冯亦安垂下眼,摇了摇头,声音轻得像叹息:“没有。”
他转身想回房间,手腕却突然被沈书砚攥住。沈书砚的力道很大,指节几乎要嵌进他的皮肉里,带着灼人的温度,却烫得冯亦安只想逃离。
“冯亦安,”沈书砚的声音在身后响起,低沉而危险,“你最好搞清楚,你现在拥有的一切,都是因为你像他。”他猛地将冯亦安拽转过身,迫使他看着自己,眼底翻涌着复杂的情绪,有思念,有愤怒,唯独没有一丝属于冯亦安的位置,“如果不是这张脸,你觉得你有资格站在我身边?”
冯亦安的心脏像是被一只无形的手紧紧攥住,疼得他几乎无法呼吸。他看着沈书砚近在咫尺的脸,那张他爱了三年的脸,此刻却满是对另一个人的执念。三年前,他还是个在画室里靠着兼职勉强糊口的学生,沈书砚带着一身贵气出现在他面前,说要包养他,条件是,做林奕的替身。
那时候他太年轻,太渴望摆脱泥泞的生活,也太贪恋沈书砚偶尔流露出的、并非针对他的温柔,就那样答应了。可他没想到,这场以利益为开端的关系,最后会让他泥足深陷,爱到无法自拔。
“我知道。”冯亦安的声音带着抑制不住的哽咽,眼眶红得吓人,却倔强地不让眼泪掉下来,“我一直都知道。

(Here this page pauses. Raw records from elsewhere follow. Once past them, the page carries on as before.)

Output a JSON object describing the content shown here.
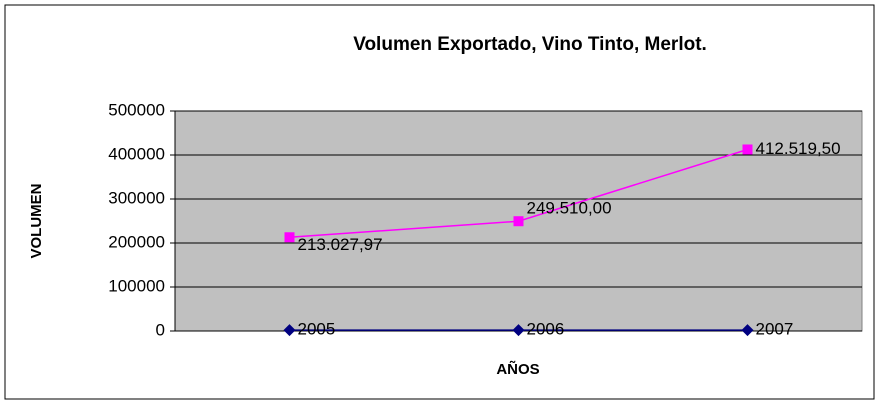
{
  "chart_data": {
    "type": "line",
    "title": "Volumen Exportado, Vino Tinto, Merlot.",
    "x_label": "AÑOS",
    "y_label": "VOLUMEN",
    "categories": [
      null,
      null,
      null
    ],
    "series": [
      {
        "color": "#ff00ff",
        "marker": "square",
        "values": [
          213027.97,
          249510.0,
          412519.5
        ],
        "value_labels": [
          "213.027,97",
          "249.510,00",
          "412.519,50"
        ]
      },
      {
        "color": "#000080",
        "marker": "diamond",
        "values": [
          2005,
          2006,
          2007
        ]
      }
    ],
    "ylim": [
      0,
      500000
    ],
    "yticks": [
      0,
      100000,
      200000,
      300000,
      400000,
      500000
    ],
    "grid": true,
    "plot_background": "#c0c0c0"
  }
}
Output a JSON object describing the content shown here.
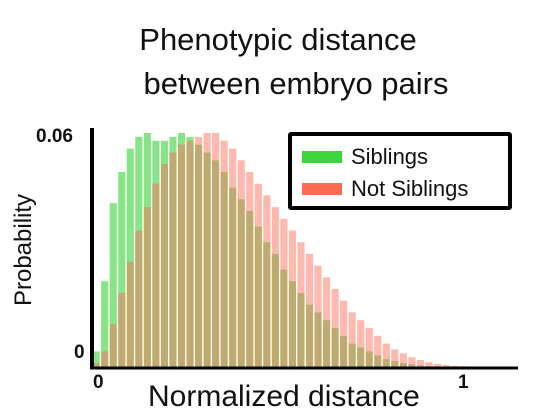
{
  "chart_data": {
    "type": "bar",
    "title": [
      "Phenotypic distance",
      "between embryo pairs"
    ],
    "xlabel": "Normalized distance",
    "ylabel": "Probability",
    "xlim": [
      0,
      1.15
    ],
    "ylim": [
      0,
      0.062
    ],
    "xticks": [
      "0",
      "1"
    ],
    "yticks": [
      "0",
      "0.06"
    ],
    "legend": "top-right",
    "bin_width": 0.023,
    "series": [
      {
        "name": "Siblings",
        "color": "#3ed43e",
        "values": [
          0.004,
          0.022,
          0.042,
          0.05,
          0.056,
          0.059,
          0.06,
          0.058,
          0.058,
          0.059,
          0.06,
          0.059,
          0.057,
          0.055,
          0.053,
          0.05,
          0.046,
          0.043,
          0.04,
          0.036,
          0.032,
          0.029,
          0.025,
          0.022,
          0.019,
          0.016,
          0.014,
          0.012,
          0.01,
          0.008,
          0.006,
          0.005,
          0.004,
          0.003,
          0.002,
          0.0015,
          0.001,
          0.0007,
          0.0004,
          0.0002,
          0.0001,
          0.0001,
          0,
          0,
          0,
          0,
          0,
          0,
          0,
          0
        ]
      },
      {
        "name": "Not Siblings",
        "color": "#ff6b55",
        "values": [
          0.001,
          0.004,
          0.011,
          0.019,
          0.027,
          0.035,
          0.041,
          0.047,
          0.052,
          0.055,
          0.057,
          0.058,
          0.059,
          0.06,
          0.06,
          0.058,
          0.056,
          0.053,
          0.05,
          0.047,
          0.044,
          0.041,
          0.038,
          0.035,
          0.032,
          0.029,
          0.026,
          0.023,
          0.02,
          0.017,
          0.014,
          0.012,
          0.01,
          0.008,
          0.006,
          0.0045,
          0.0035,
          0.0025,
          0.0018,
          0.0012,
          0.0008,
          0.0005,
          0.0003,
          0.0002,
          0.0001,
          0.0001,
          0,
          0,
          0,
          0
        ]
      }
    ]
  }
}
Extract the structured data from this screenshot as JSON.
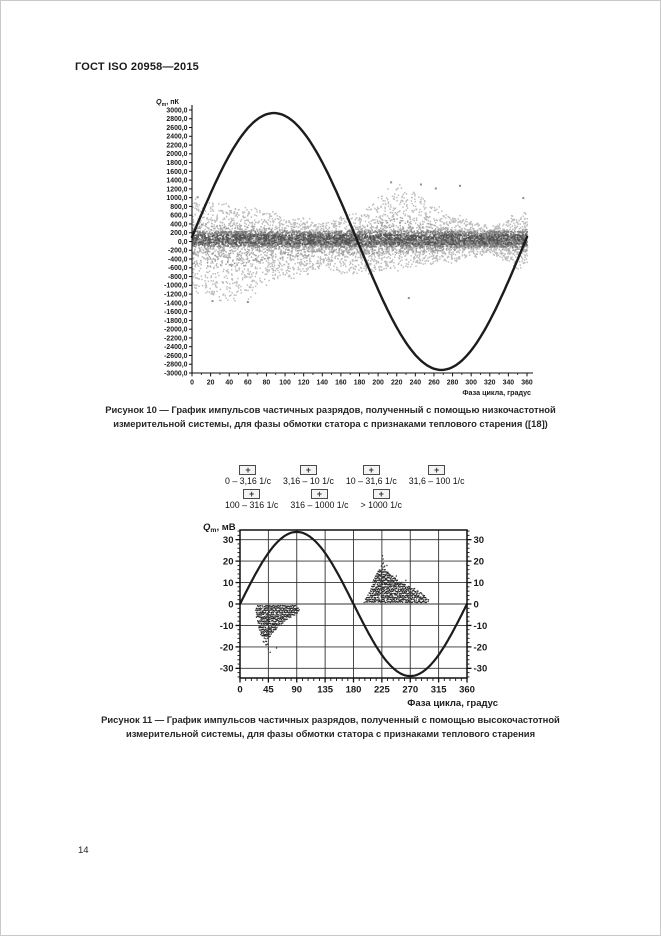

”
沈书砚看着他泛红的眼眶,心底莫名窜起一丝烦躁。他松开手,像是碰了什么脏东西一样,掏出手帕擦了擦指尖,语气更加冷漠:“知道就好。别再让我看到你这副样子,晦气。”
手帕被扔在地上,洁白的布料落在深色的地毯上,格外刺眼。冯亦安弯腰捡起手帕,指尖触到那冰凉的布料,像是触到了沈书砚那颗捂不热的心。
他转身走进房间,轻轻带上房门,将那片冷寂隔绝在外。房间里没有开灯,只有窗外透进来的一点月光,照亮了床头柜上放着的一张照片。照片上的少年眉眼弯弯,笑容干净,正是年少时的林奕。而这张照片,是沈书砚特意放在这里的,提醒着他,永远都只是一个替身。
冯亦安滑坐在地上,背靠着冰冷的门板,终于忍不住,捂住脸,无声地哭了起来。泪水浸湿了掌心,也浸湿了那份卑微到尘埃里的爱恋。